Another problem is that a blind watchmaker is still a watchmaker—an intelligent agent purposely trying to accomplish something. Dawkins wants his image to represent a universe without God. However, if there is a “watchmaker” at work in the universe, then there seems to be design after all. Within the framework of Dawkins’s story, there is still a designer taking advantage of accidents to accomplish a purpose. At the very least, Dawkins is presupposing a “telos,” a purpose toward which the accomplishments move us, even if accidentally.
Instead of a blind watchmaker, it would have been more appropriate for Dawkins to have described it as a “watch formation.” Perhaps, the revised story would be that after some period of earth history, it happened that conditions emerged for the formation of a variety of timekeeping machines. In some number of places on the earth, there came to be a diversity of minerals gathered together. Over another period of history, gradually, watches began to grow, like crystals, in these places.
“Dawkins is presupposing a ‘telos,’ a purpose toward which the accomplishments move us, even if accidentally.”

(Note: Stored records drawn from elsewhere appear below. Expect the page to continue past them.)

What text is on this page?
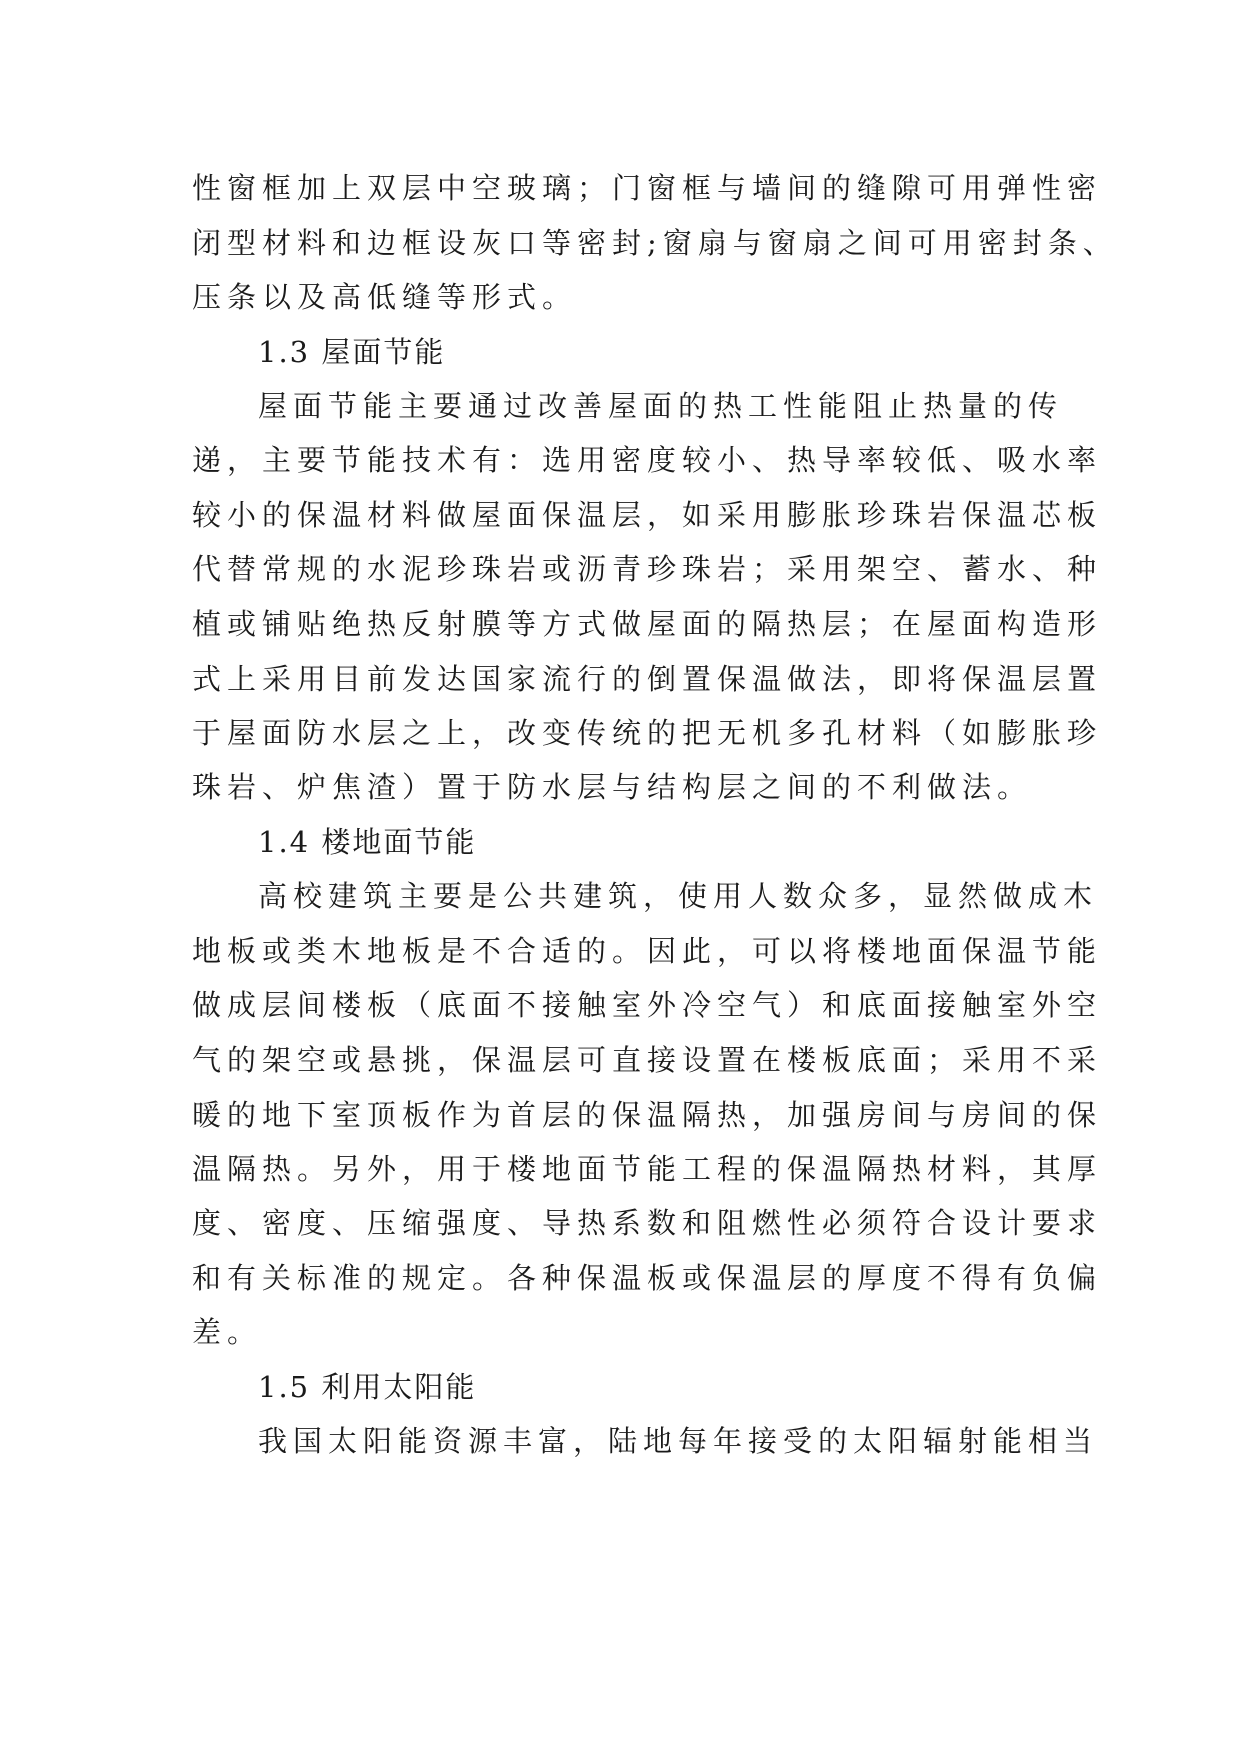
性窗框加上双层中空玻璃；门窗框与墙间的缝隙可用弹性密
闭型材料和边框设灰口等密封;窗扇与窗扇之间可用密封条、
压条以及高低缝等形式。
1.3 屋面节能
屋面节能主要通过改善屋面的热工性能阻止热量的传
递，主要节能技术有：选用密度较小、热导率较低、吸水率
较小的保温材料做屋面保温层，如采用膨胀珍珠岩保温芯板
代替常规的水泥珍珠岩或沥青珍珠岩；采用架空、蓄水、种
植或铺贴绝热反射膜等方式做屋面的隔热层；在屋面构造形
式上采用目前发达国家流行的倒置保温做法，即将保温层置
于屋面防水层之上，改变传统的把无机多孔材料（如膨胀珍
珠岩、炉焦渣）置于防水层与结构层之间的不利做法。
1.4 楼地面节能
高校建筑主要是公共建筑，使用人数众多，显然做成木
地板或类木地板是不合适的。因此，可以将楼地面保温节能
做成层间楼板（底面不接触室外冷空气）和底面接触室外空
气的架空或悬挑，保温层可直接设置在楼板底面；采用不采
暖的地下室顶板作为首层的保温隔热，加强房间与房间的保
温隔热。另外，用于楼地面节能工程的保温隔热材料，其厚
度、密度、压缩强度、导热系数和阻燃性必须符合设计要求
和有关标准的规定。各种保温板或保温层的厚度不得有负偏
差。
1.5 利用太阳能
我国太阳能资源丰富，陆地每年接受的太阳辐射能相当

Now, imagine again your afternoon stroll in the high mountain meadow. You are wondering at the many colors surrounding you in that summer season. You consider the grand mountains formed by awesome, accidental forces of the cosmos. It astounds you that such diversity and beauty could evolve from a random explosion far away in the universe and in time.
Imagine topping a rise. Out before you, glistening in the light of the sun, is a field of wristwatches. One catches your eye. You see that it has a knob to wind the springs. You can see the gears arranged just so, meshing perfectly as they move in the rhythm of time. It’s amazing what nature is able to accomplish given enough time and natural selection, isn’t it?
Now, imagine that that watch, still ticking, informs you that it is 5:45 p.m. You realize you’d better hurry home for the supper that someone else has carefully and skillfully made.